Folding / Energy Landscapes:

  • PrP folding is extremely fast, making conventional kinetics studies (even with stopped-flow devices) challenging.
  • There seems to be residual structure present in PrP (native-like) even under strong denaturing conditions, as determined by NMR. This may faciliate rapid folding.
  • Some studies have found evidence for a folding intermediate, which would be rate-limiting, as it folds from urea to the native state, but another study showed no evidence for a folding intermediate. When found, the intermediate state is more stable (and more populated) at mildly acidic conditions. Such conditions could be found as PrPc on the membrane is endocytosed – such vesicles are acidified.
  • Mutant studies: PrP folding pathway has been found to be very sensitive to changes at the surface of interaction between helix 2/helix 3 (where the majority of genetic mutations map, such as D178N). Most familial mutations lead to a drastic increase in the stability of the fodling intermediate, and there was less of a correlation with how they influenced the global thermodynamic stability of the native state of PrP. Also, the fully unfolded state was always at least 10-fold higher than this folding intermediate, suggesting that the mutants may lead to enahnced misfolding/pathogenicity by populating the folding intermediate, rather than populating the fully unfolded PrP. (This would allow genetic mutants to begin to aggregate even in the absence of exogenous seeds, say from Mad Cows.) (K wonders whether it is neccesary that an intermedaite on the folding pathway would also be an intermediate on the UNFOLDING pathway, which may be the more relevant situation in vivo. She thinks it is not… and should be explcitly tested.)
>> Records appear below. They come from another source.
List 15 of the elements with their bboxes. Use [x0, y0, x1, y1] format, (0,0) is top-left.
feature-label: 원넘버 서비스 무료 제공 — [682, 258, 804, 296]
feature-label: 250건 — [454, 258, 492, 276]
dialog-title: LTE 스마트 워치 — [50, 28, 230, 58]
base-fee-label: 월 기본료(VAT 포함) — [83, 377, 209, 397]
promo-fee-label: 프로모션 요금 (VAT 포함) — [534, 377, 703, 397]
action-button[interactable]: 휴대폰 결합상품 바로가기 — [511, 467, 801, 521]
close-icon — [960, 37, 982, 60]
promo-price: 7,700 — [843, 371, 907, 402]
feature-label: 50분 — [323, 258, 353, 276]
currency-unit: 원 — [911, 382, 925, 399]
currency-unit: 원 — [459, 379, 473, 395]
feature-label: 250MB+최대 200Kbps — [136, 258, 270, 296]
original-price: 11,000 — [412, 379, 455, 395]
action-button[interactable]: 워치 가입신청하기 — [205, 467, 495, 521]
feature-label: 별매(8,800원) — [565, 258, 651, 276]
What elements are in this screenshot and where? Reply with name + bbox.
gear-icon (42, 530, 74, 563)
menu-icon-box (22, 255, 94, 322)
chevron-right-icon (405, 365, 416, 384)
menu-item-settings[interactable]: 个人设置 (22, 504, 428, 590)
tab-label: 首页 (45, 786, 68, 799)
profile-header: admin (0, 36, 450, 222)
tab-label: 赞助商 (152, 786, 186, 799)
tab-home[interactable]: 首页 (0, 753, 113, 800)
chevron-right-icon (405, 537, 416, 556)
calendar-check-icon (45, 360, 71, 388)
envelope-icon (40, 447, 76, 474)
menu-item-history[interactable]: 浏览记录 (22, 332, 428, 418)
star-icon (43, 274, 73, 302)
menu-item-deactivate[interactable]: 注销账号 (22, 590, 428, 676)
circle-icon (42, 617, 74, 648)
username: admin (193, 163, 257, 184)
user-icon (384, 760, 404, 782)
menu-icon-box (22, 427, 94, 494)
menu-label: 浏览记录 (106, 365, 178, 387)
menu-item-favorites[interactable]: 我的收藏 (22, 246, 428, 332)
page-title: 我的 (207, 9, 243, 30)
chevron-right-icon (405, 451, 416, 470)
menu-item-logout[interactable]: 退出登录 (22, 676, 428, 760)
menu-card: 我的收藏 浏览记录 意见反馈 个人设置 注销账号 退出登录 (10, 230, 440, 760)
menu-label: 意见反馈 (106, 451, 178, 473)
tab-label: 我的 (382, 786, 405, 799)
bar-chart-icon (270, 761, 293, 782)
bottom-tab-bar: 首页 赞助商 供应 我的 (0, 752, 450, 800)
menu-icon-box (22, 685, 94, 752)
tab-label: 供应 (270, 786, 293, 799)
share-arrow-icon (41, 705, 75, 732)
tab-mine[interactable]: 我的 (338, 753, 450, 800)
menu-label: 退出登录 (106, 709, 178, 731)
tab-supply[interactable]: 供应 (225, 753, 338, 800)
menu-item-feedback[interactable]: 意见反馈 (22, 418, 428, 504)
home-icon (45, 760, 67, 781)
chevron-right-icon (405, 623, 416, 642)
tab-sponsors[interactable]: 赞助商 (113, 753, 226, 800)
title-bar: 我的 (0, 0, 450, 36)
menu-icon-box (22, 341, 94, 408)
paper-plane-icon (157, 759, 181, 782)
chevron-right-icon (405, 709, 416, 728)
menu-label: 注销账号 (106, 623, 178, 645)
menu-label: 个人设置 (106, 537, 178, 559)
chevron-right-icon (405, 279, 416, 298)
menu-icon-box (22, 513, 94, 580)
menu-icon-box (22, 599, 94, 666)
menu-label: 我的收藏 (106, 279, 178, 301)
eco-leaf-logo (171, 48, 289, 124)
NMR studies suggest that there may be at least three folded states of PrP: “pertrubed native state” where the C-termini of helix 2 and helix 3 have rearrangedd; a partially denatured state with a hyper-stable core surrounding helix 2 and 3 and the disulfide bond; and a ~molten globule-like state. Note clear to K that the thermodynamic folding intermediate has been associated with any of these structural states.